瀅雪臉上掛著盈盈笑意“我可是你親嫂嫂,不用這么生分。”
瀅雪第一回正兒八經的做人嫂嫂,甚是親近自然。
瀅雪瞧明白了,這嵇家的人都是心腸軟的,包括嵇堰。
嵇堰是個內斂的,待人看著也冷淡,但只要她恰當示弱,他便會妥協。
這是她這段時日來觀察發現的。
姑嫂二人說了一回話后,嵇沅見嫂嫂又開始忙了,便道“阿娘讓我給嫂嫂打下手,學一學如何操持筵席,我不打擾嫂嫂,就在一旁看著。

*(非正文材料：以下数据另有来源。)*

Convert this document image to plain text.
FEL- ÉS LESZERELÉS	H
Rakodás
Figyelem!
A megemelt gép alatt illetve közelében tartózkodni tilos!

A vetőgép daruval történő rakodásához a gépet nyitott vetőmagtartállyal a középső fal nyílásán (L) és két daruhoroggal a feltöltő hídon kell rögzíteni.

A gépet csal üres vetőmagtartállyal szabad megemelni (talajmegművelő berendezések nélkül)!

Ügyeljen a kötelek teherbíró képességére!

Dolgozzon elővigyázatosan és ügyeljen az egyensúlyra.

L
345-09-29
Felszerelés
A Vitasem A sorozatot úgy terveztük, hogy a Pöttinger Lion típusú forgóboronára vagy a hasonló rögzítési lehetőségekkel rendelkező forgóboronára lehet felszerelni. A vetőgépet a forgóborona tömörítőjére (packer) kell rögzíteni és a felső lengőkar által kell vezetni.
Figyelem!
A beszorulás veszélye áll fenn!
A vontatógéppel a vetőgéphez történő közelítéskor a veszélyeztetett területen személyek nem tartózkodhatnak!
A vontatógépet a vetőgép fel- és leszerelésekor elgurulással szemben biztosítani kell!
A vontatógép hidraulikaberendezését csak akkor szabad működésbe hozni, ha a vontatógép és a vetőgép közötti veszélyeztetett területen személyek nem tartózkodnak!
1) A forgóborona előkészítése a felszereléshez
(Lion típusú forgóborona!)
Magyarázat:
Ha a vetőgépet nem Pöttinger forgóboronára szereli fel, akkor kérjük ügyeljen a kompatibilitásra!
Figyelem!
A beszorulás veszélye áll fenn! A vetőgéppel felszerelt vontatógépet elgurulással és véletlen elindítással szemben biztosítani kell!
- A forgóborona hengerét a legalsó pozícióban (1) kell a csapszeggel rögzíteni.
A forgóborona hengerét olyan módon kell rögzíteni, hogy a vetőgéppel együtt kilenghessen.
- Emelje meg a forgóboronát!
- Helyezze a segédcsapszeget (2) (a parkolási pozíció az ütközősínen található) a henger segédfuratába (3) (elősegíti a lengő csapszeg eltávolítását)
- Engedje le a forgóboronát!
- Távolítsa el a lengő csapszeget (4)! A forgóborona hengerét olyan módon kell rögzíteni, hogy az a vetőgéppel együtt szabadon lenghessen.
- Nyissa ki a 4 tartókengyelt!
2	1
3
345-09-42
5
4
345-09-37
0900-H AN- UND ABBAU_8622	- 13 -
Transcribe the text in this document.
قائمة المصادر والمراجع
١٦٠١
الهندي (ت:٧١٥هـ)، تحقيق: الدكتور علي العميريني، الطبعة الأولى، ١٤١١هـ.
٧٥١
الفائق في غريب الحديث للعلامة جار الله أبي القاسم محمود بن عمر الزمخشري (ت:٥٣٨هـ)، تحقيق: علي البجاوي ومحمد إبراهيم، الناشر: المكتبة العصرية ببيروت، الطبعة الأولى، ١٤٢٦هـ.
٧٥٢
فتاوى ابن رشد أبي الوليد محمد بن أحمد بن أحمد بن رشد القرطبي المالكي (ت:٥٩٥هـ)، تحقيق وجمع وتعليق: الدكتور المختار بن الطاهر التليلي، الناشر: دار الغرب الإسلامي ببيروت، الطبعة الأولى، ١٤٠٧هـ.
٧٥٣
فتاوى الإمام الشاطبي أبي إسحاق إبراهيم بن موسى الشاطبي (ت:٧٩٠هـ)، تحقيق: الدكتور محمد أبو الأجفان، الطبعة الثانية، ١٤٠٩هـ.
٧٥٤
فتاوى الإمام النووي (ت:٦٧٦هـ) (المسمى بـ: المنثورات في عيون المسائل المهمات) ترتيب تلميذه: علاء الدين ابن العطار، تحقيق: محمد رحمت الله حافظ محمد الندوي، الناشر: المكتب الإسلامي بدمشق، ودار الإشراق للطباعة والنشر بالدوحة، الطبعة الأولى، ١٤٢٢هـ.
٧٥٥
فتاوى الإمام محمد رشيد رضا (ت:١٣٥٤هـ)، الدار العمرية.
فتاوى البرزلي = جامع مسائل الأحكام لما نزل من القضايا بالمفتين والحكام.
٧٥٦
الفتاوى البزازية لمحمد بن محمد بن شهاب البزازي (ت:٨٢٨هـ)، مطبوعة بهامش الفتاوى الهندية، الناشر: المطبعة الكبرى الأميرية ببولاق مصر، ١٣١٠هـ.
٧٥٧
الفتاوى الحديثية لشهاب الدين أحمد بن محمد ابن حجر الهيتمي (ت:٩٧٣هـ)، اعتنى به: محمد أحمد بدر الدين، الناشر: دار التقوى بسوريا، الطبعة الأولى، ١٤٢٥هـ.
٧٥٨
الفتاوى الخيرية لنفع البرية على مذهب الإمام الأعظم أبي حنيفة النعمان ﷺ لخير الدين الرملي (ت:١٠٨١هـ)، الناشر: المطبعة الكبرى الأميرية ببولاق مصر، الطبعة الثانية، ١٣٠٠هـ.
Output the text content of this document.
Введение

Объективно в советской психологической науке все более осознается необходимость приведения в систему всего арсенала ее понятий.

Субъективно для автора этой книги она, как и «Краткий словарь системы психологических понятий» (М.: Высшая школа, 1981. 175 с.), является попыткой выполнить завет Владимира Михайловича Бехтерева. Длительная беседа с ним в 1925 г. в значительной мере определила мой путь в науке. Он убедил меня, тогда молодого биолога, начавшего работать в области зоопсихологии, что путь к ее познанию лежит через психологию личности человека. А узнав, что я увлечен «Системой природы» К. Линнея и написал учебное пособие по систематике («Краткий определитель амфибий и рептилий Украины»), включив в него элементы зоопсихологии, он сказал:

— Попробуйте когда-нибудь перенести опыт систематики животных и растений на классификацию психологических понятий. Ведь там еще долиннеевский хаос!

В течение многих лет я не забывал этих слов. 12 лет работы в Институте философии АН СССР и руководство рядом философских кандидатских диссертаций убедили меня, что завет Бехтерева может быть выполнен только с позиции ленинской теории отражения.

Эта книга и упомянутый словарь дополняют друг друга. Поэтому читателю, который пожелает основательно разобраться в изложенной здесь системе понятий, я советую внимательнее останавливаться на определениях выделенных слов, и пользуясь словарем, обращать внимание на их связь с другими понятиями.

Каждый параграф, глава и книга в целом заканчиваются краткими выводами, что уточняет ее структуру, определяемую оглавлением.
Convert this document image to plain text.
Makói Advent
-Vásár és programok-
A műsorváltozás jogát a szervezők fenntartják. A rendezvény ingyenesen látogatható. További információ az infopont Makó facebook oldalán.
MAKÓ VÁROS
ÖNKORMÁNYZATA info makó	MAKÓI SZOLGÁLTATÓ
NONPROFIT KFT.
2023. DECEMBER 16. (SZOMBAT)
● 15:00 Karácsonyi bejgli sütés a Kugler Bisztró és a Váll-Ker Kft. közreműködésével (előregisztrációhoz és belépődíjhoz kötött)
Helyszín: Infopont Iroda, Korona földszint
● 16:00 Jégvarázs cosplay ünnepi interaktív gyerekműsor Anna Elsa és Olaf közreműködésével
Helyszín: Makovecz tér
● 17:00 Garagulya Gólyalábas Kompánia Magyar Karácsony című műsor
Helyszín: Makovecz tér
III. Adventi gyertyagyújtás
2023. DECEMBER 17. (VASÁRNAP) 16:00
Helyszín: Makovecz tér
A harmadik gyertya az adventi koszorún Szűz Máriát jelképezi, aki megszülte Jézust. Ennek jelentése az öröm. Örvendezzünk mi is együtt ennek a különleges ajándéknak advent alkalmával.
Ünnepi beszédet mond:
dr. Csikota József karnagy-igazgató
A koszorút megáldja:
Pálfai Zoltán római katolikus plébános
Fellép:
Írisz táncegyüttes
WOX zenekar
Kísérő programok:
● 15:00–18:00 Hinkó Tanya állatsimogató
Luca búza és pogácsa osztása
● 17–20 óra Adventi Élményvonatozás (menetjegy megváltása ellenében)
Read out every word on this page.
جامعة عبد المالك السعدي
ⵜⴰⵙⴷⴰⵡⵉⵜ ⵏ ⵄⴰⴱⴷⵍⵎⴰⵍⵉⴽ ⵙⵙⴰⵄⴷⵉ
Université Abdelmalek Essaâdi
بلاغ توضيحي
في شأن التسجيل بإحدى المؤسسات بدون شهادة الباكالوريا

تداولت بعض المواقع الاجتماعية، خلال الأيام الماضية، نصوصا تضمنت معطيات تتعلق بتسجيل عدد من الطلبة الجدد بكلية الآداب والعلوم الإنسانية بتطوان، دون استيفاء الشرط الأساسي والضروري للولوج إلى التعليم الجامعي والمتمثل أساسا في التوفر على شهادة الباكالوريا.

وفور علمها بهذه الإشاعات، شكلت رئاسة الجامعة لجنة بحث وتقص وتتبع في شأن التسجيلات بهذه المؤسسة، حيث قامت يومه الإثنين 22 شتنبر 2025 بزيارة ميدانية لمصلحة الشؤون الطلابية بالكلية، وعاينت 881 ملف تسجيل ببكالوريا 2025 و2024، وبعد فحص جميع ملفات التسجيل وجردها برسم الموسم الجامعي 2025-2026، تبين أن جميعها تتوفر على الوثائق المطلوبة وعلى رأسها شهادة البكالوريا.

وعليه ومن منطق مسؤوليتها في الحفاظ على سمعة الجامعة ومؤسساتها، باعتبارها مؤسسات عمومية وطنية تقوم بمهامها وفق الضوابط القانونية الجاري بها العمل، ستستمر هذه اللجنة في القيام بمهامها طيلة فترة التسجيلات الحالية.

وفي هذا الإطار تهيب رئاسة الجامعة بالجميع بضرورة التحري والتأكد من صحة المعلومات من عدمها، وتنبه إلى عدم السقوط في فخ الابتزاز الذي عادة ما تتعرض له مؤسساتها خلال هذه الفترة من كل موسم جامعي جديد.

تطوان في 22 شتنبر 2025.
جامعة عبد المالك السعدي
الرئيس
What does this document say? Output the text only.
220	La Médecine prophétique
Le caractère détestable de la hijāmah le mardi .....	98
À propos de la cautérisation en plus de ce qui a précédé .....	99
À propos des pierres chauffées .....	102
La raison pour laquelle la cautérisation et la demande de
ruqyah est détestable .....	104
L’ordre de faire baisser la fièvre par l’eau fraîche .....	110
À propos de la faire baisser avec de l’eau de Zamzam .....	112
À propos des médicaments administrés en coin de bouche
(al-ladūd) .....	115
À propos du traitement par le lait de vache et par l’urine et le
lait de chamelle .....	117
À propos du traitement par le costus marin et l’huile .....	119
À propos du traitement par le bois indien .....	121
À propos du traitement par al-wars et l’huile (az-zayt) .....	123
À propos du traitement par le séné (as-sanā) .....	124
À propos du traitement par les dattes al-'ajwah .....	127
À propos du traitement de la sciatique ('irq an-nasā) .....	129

”
瀅雪雖然訝異嵇老夫人的態度,但時下也沒有空閑多想。
應了聲“好”,在安排各項事宜間,也時不時與嵇沅說一說辦筵席要注意什么。
嵇沅往前在府中,連個能說話的人都沒有,幾乎快悶成了葫蘆,今日卻是與剛相處的嫂嫂說了許多的話,不知不覺間,臉上也多了好些笑。
黃昏前,從外邊請來的兩位廚子也來了。
瀅雪與廚子商議起了明日的菜品。
嵇沅原本對這個嫂嫂的感覺很是尋常,但跟了嫂嫂大半日后,卻是覺得自家的嫂嫂是真的了不起。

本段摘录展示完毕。